Below are the last few lines of model summary (feature_extract.summary()):

 conv5_block3_3_bn (BatchNormal  (None, 7, 7, 2048)  8192        ['conv5_block3_3_conv[0][0]']    
 ization)                                                                                         
                                                                                                  
 conv5_block3_add (Add)         (None, 7, 7, 2048)   0           ['conv5_block2_out[0][0]',       
                                                                  'conv5_block3_3_bn[0][0]']      
                                                                                                  
 conv5_block3_out (Activation)  (None, 7, 7, 2048)   0           ['conv5_block3_add[0][0]']       
                                                                                                  
==================================================================================================
Total params: 23,587,712
Trainable params: 23,534,592
Non-trainable params: 53,120

But, the problem is that it is generating 2048 features.

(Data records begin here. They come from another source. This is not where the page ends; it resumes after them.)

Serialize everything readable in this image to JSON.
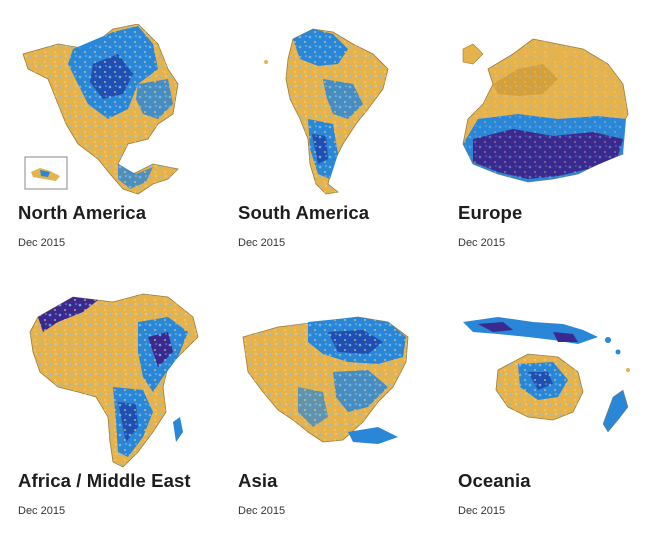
{
  "regions": [
    {
      "title": "North America",
      "date": "Dec 2015"
    },
    {
      "title": "South America",
      "date": "Dec 2015"
    },
    {
      "title": "Europe",
      "date": "Dec 2015"
    },
    {
      "title": "Africa / Middle East",
      "date": "Dec 2015"
    },
    {
      "title": "Asia",
      "date": "Dec 2015"
    },
    {
      "title": "Oceania",
      "date": "Dec 2015"
    }
  ],
  "colors": {
    "dry": "#e6b24c",
    "dry_dark": "#c9922f",
    "wet": "#2a86d6",
    "wet_light": "#7cc3ee",
    "very_wet": "#3a2a8f",
    "border": "#6b6b6b"
  }
}
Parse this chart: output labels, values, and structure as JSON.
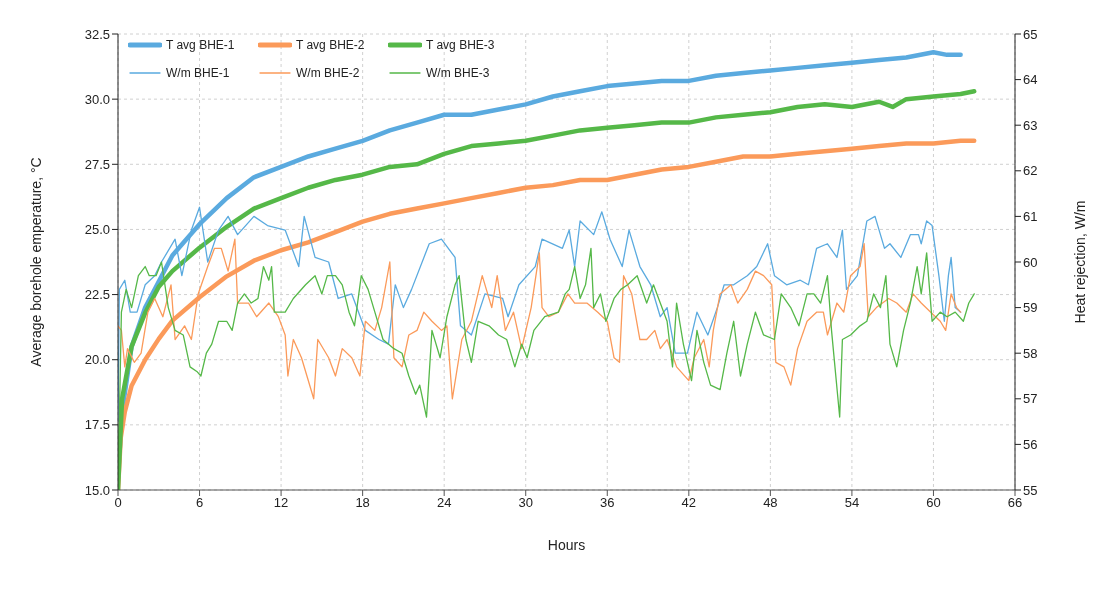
{
  "chart_data": {
    "type": "line",
    "xlabel": "Hours",
    "ylabel": "Average borehole emperature, °C",
    "y2label": "Heat rejection, W/m",
    "xlim": [
      0,
      66
    ],
    "xticks": [
      0,
      6,
      12,
      18,
      24,
      30,
      36,
      42,
      48,
      54,
      60,
      66
    ],
    "ylim": [
      15,
      32.5
    ],
    "yticks": [
      {
        "value": 15,
        "label": "15.0"
      },
      17.5,
      {
        "value": 20,
        "label": "20.0"
      },
      22.5,
      {
        "value": 25,
        "label": "25.0"
      },
      27.5,
      {
        "value": 30,
        "label": "30.0"
      },
      32.5
    ],
    "y2lim": [
      55,
      65
    ],
    "y2ticks": [
      55,
      56,
      57,
      58,
      59,
      60,
      61,
      62,
      63,
      64,
      65
    ],
    "grid": true,
    "legend": "top left",
    "marker": "none",
    "line_style": "solid",
    "series": [
      {
        "name": "T avg BHE-1",
        "color": "#5aaadf",
        "x": [
          0,
          0.3,
          1,
          2,
          3,
          4,
          5,
          6,
          8,
          10,
          12,
          14,
          16,
          18,
          20,
          22,
          24,
          26,
          28,
          30,
          32,
          34,
          36,
          38,
          40,
          42,
          44,
          46,
          48,
          50,
          52,
          54,
          56,
          58,
          60,
          61,
          62
        ],
        "values": [
          15.5,
          18,
          20.5,
          22,
          23,
          24,
          24.6,
          25.2,
          26.2,
          27,
          27.4,
          27.8,
          28.1,
          28.4,
          28.8,
          29.1,
          29.4,
          29.4,
          29.6,
          29.8,
          30.1,
          30.3,
          30.5,
          30.6,
          30.7,
          30.7,
          30.9,
          31,
          31.1,
          31.2,
          31.3,
          31.4,
          31.5,
          31.6,
          31.8,
          31.7,
          31.7
        ]
      },
      {
        "name": "T avg BHE-2",
        "color": "#fb9a5a",
        "x": [
          0,
          0.2,
          0.5,
          1,
          2,
          3,
          4,
          6,
          8,
          10,
          12,
          14,
          16,
          18,
          20,
          22,
          24,
          26,
          28,
          30,
          32,
          34,
          36,
          38,
          40,
          42,
          44,
          46,
          48,
          50,
          52,
          54,
          56,
          58,
          60,
          62,
          63
        ],
        "values": [
          15,
          17,
          18,
          19,
          20,
          20.8,
          21.5,
          22.4,
          23.2,
          23.8,
          24.2,
          24.5,
          24.9,
          25.3,
          25.6,
          25.8,
          26,
          26.2,
          26.4,
          26.6,
          26.7,
          26.9,
          26.9,
          27.1,
          27.3,
          27.4,
          27.6,
          27.8,
          27.8,
          27.9,
          28,
          28.1,
          28.2,
          28.3,
          28.3,
          28.4,
          28.4
        ]
      },
      {
        "name": "T avg BHE-3",
        "color": "#55b848",
        "x": [
          0,
          0.3,
          1,
          2,
          3,
          4,
          6,
          8,
          10,
          12,
          14,
          16,
          18,
          20,
          22,
          24,
          26,
          28,
          30,
          32,
          34,
          36,
          38,
          40,
          42,
          44,
          46,
          48,
          50,
          52,
          54,
          56,
          57,
          58,
          60,
          62,
          63
        ],
        "values": [
          15,
          18.5,
          20.5,
          21.8,
          22.8,
          23.4,
          24.3,
          25.1,
          25.8,
          26.2,
          26.6,
          26.9,
          27.1,
          27.4,
          27.5,
          27.9,
          28.2,
          28.3,
          28.4,
          28.6,
          28.8,
          28.9,
          29,
          29.1,
          29.1,
          29.3,
          29.4,
          29.5,
          29.7,
          29.8,
          29.7,
          29.9,
          29.7,
          30,
          30.1,
          30.2,
          30.3
        ]
      },
      {
        "name": "W/m BHE-1",
        "color": "#5aaadf",
        "axis": "y2",
        "x": [
          0,
          0.1,
          0.5,
          0.9,
          1.4,
          2,
          2.7,
          3.2,
          4.2,
          4.7,
          5.4,
          6,
          6.6,
          7.4,
          8.1,
          8.8,
          10,
          11,
          12.3,
          13.3,
          13.7,
          14.5,
          15.5,
          16.2,
          17.2,
          18.2,
          19.2,
          19.9,
          20.4,
          21,
          21.6,
          22.9,
          23.8,
          24.8,
          25.2,
          26,
          27,
          28.3,
          28.7,
          29.5,
          30.7,
          31.2,
          32.7,
          33.2,
          33.6,
          34,
          35,
          35.6,
          36.2,
          37.1,
          37.6,
          38.4,
          39.2,
          39.9,
          40.4,
          41,
          41.9,
          42.6,
          43.4,
          44.1,
          44.6,
          45.3,
          46.3,
          47,
          47.8,
          48.3,
          49.2,
          50.2,
          50.8,
          51.4,
          52.2,
          52.9,
          53.3,
          53.6,
          54.4,
          55.1,
          55.7,
          56.4,
          56.8,
          57.6,
          58.3,
          58.9,
          59.1,
          59.5,
          59.9,
          60.4,
          60.8,
          61.1,
          61.3,
          61.6,
          62
        ],
        "values": [
          56.5,
          59.4,
          59.6,
          58.9,
          58.9,
          59.5,
          59.7,
          60,
          60.5,
          59.7,
          60.7,
          61.2,
          60,
          60.7,
          61,
          60.6,
          61,
          60.8,
          60.7,
          59.9,
          61,
          60.1,
          60,
          59.2,
          59.3,
          58.5,
          58.3,
          58.2,
          59.5,
          59,
          59.4,
          60.4,
          60.5,
          60.1,
          58.6,
          58.4,
          59.3,
          59.2,
          58.8,
          59.5,
          59.9,
          60.5,
          60.3,
          60.7,
          59.9,
          60.9,
          60.6,
          61.1,
          60.5,
          59.9,
          60.7,
          59.9,
          59.5,
          58.8,
          59,
          58,
          58,
          58.9,
          58.4,
          59,
          59.5,
          59.5,
          59.7,
          59.9,
          60.4,
          59.7,
          59.5,
          59.6,
          59.5,
          60.3,
          60.4,
          60.1,
          60.7,
          59.4,
          59.7,
          60.9,
          61,
          60.3,
          60.4,
          60.1,
          60.6,
          60.6,
          60.4,
          60.9,
          60.8,
          59.7,
          58.7,
          59.7,
          60.1,
          59,
          58.9
        ]
      },
      {
        "name": "W/m BHE-2",
        "color": "#fb9a5a",
        "axis": "y2",
        "x": [
          0,
          0.25,
          0.5,
          0.7,
          1.2,
          1.7,
          2.2,
          2.7,
          3.3,
          3.9,
          4.2,
          4.9,
          5.4,
          5.9,
          6.6,
          7.1,
          7.6,
          8.1,
          8.6,
          8.8,
          9.6,
          10.2,
          11.1,
          11.8,
          12.3,
          12.5,
          12.9,
          13.5,
          14,
          14.4,
          14.7,
          15.5,
          16,
          16.5,
          17.2,
          17.8,
          18.2,
          18.9,
          19.4,
          20,
          20.3,
          20.9,
          21.4,
          22,
          22.5,
          23.1,
          23.8,
          24.2,
          24.6,
          25.3,
          26,
          26.8,
          27.5,
          27.9,
          28.5,
          29.1,
          29.7,
          30.4,
          31,
          31.2,
          31.7,
          32.4,
          33.1,
          33.6,
          34.5,
          35.3,
          36,
          36.5,
          36.9,
          37.2,
          37.8,
          38.4,
          38.9,
          39.5,
          39.9,
          40.4,
          41.1,
          42,
          42.4,
          43.1,
          43.5,
          43.8,
          44.3,
          45.1,
          45.6,
          46.3,
          46.9,
          47.5,
          48.1,
          48.4,
          49,
          49.5,
          50,
          50.7,
          51.4,
          51.9,
          52.2,
          52.9,
          53.4,
          53.9,
          54.6,
          54.9,
          55.2,
          55.8,
          56.7,
          57.3,
          58,
          58.5,
          59.1,
          59.8,
          60.5,
          60.9,
          61.3,
          61.7,
          62
        ],
        "values": [
          58.6,
          58.5,
          57.7,
          58.1,
          57.8,
          58,
          58.9,
          59.2,
          58.8,
          59.5,
          58.3,
          58.6,
          58.3,
          59.3,
          59.9,
          60.3,
          60.3,
          59.8,
          60.5,
          59.1,
          59.1,
          58.8,
          59.1,
          58.8,
          58.4,
          57.5,
          58.3,
          57.9,
          57.4,
          57,
          58.3,
          57.9,
          57.5,
          58.1,
          57.9,
          57.5,
          58.7,
          58.5,
          59,
          60,
          57.9,
          57.7,
          58.4,
          58.5,
          58.9,
          58.7,
          58.5,
          58.6,
          57,
          58.3,
          58.7,
          59.7,
          59,
          59.7,
          58.5,
          58.9,
          58.1,
          59,
          60.2,
          59,
          58.8,
          58.9,
          59.3,
          59.1,
          59.1,
          58.9,
          58.7,
          57.9,
          57.8,
          59.7,
          59.3,
          58.3,
          58.3,
          58.5,
          58.1,
          58.3,
          57.7,
          57.4,
          57.9,
          58.3,
          57.7,
          58.5,
          59.3,
          59.5,
          59.1,
          59.4,
          59.8,
          59.7,
          59.5,
          57.8,
          57.7,
          57.3,
          58.1,
          58.7,
          58.9,
          58.9,
          58.4,
          59.1,
          58.9,
          59.7,
          59.9,
          60.4,
          58.8,
          59,
          59.2,
          59.1,
          58.9,
          59.3,
          59.1,
          58.9,
          58.7,
          58.5,
          59.3,
          59,
          58.9
        ]
      },
      {
        "name": "W/m BHE-3",
        "color": "#55b848",
        "axis": "y2",
        "x": [
          0,
          0.25,
          0.6,
          1,
          1.5,
          2,
          2.3,
          2.8,
          3.2,
          3.7,
          4.2,
          4.8,
          5.3,
          5.8,
          6.1,
          6.5,
          6.9,
          7.4,
          8,
          8.4,
          8.8,
          9.3,
          9.8,
          10.3,
          10.7,
          11.1,
          11.3,
          11.5,
          12.3,
          12.9,
          13.8,
          14.5,
          15,
          15.4,
          16,
          16.5,
          17,
          17.4,
          17.9,
          18.4,
          18.9,
          19.5,
          20.3,
          20.9,
          21.4,
          21.9,
          22.2,
          22.7,
          23.1,
          23.7,
          24.2,
          24.8,
          25.1,
          25.6,
          26,
          26.5,
          27.3,
          28,
          28.6,
          29.2,
          29.7,
          30.1,
          30.6,
          31.4,
          32.4,
          32.9,
          33.2,
          33.6,
          34,
          34.4,
          34.8,
          35,
          35.5,
          35.9,
          36.5,
          37,
          37.5,
          38.2,
          38.9,
          39.4,
          39.9,
          40.4,
          40.8,
          41.1,
          41.6,
          42.2,
          42.6,
          43.1,
          43.6,
          44.3,
          44.8,
          45.3,
          45.8,
          46.3,
          46.9,
          47.5,
          48.3,
          48.8,
          49.5,
          50.1,
          50.7,
          51.2,
          51.7,
          52.2,
          52.5,
          53.1,
          53.3,
          53.9,
          54.6,
          55.1,
          55.6,
          56.1,
          56.5,
          56.8,
          57.3,
          57.8,
          58.3,
          58.8,
          59.1,
          59.5,
          59.9,
          60.5,
          61,
          61.6,
          62.2,
          62.6,
          63
        ],
        "values": [
          55,
          58.9,
          59.4,
          59,
          59.7,
          59.9,
          59.7,
          59.7,
          60,
          59,
          58.5,
          58.4,
          57.7,
          57.6,
          57.5,
          58,
          58.2,
          58.7,
          58.7,
          58.5,
          59.1,
          59.3,
          59.1,
          59.2,
          59.9,
          59.6,
          59.9,
          58.9,
          58.9,
          59.2,
          59.5,
          59.7,
          59.3,
          59.7,
          59.7,
          59.5,
          58.9,
          58.6,
          59.7,
          59.4,
          58.9,
          58.3,
          58.1,
          58,
          57.5,
          57.1,
          57.3,
          56.6,
          58.5,
          57.9,
          58.8,
          59.5,
          59.7,
          58.3,
          57.8,
          58.7,
          58.6,
          58.4,
          58.3,
          57.7,
          58.2,
          57.9,
          58.5,
          58.8,
          58.9,
          59.3,
          59.4,
          59.9,
          59.2,
          59.5,
          60.3,
          59,
          59.3,
          58.7,
          59.2,
          59.4,
          59.5,
          59.7,
          59.1,
          59.5,
          59.1,
          58.7,
          57.7,
          59.1,
          58.2,
          57.4,
          58.5,
          57.8,
          57.3,
          57.2,
          58,
          58.7,
          57.5,
          58.2,
          58.9,
          58.4,
          58.3,
          59.3,
          59,
          58.6,
          59.3,
          59.3,
          59.1,
          59.7,
          58.5,
          56.6,
          58.3,
          58.4,
          58.6,
          58.7,
          59.3,
          59,
          59.7,
          58.2,
          57.7,
          58.5,
          59.1,
          59.9,
          59.3,
          60.2,
          58.7,
          58.9,
          58.8,
          58.9,
          58.7,
          59.1,
          59.3
        ]
      }
    ]
  }
}
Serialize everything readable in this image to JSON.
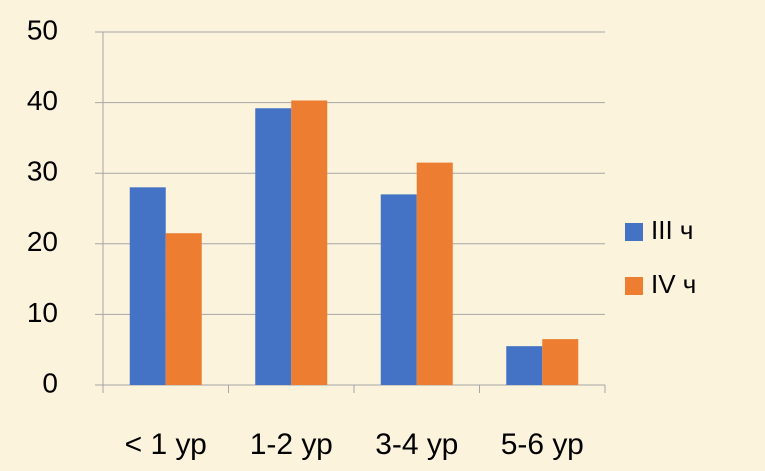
{
  "chart_data": {
    "type": "bar",
    "categories": [
      "< 1 ур",
      "1-2 ур",
      "3-4 ур",
      "5-6 ур"
    ],
    "series": [
      {
        "name": "III ч",
        "color": "#4472c4",
        "values": [
          28,
          39.2,
          27,
          5.5
        ]
      },
      {
        "name": "IV ч",
        "color": "#ed7d31",
        "values": [
          21.5,
          40.3,
          31.5,
          6.5
        ]
      }
    ],
    "ylim": [
      0,
      50
    ],
    "yticks": [
      0,
      10,
      20,
      30,
      40,
      50
    ],
    "grid": true,
    "legend": "right"
  }
}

I don't have that much memory, so I wanted to change that (None, 7, 7, 2048) to (None, 7, 7, 1024)

How do I do it?

CodePudding user response：

One way would be to find the last layer that has the output shape (None, 14, 14, 1024) and extract the model's layers until that point. The conv4_block6_out layer happens to be the last layer before the last block begins. This way, the last block is skipped altogether, which saves more memory. Then, apply one or more Conv2D or MaxPooling layers to get the shape (None, 7, 7, 1024):

import tensorflow as tf
rs50 = tf.keras.applications.ResNet50(include_top = False, weights = 'imagenet', input_shape = (224, 224, 3))

index = 0
for i, l in enumerate(rs50.layers):
  if 'conv4_block6_out' in l.name:
    index = i

new_input = rs50.input
hidden_layer = rs50.layers[index].output
output = tf.keras.layers.Conv2D(1024, kernel_size=8)(hidden_layer)

feature_extract = tf.keras.Model(new_input, output)
print(feature_extract.output)

KerasTensor(type_spec=TensorSpec(shape=(None, 7, 7, 1024), dtype=tf.float32, name=None), name='conv2d_4/BiasAdd:0', description="created by layer 'conv2d_4'")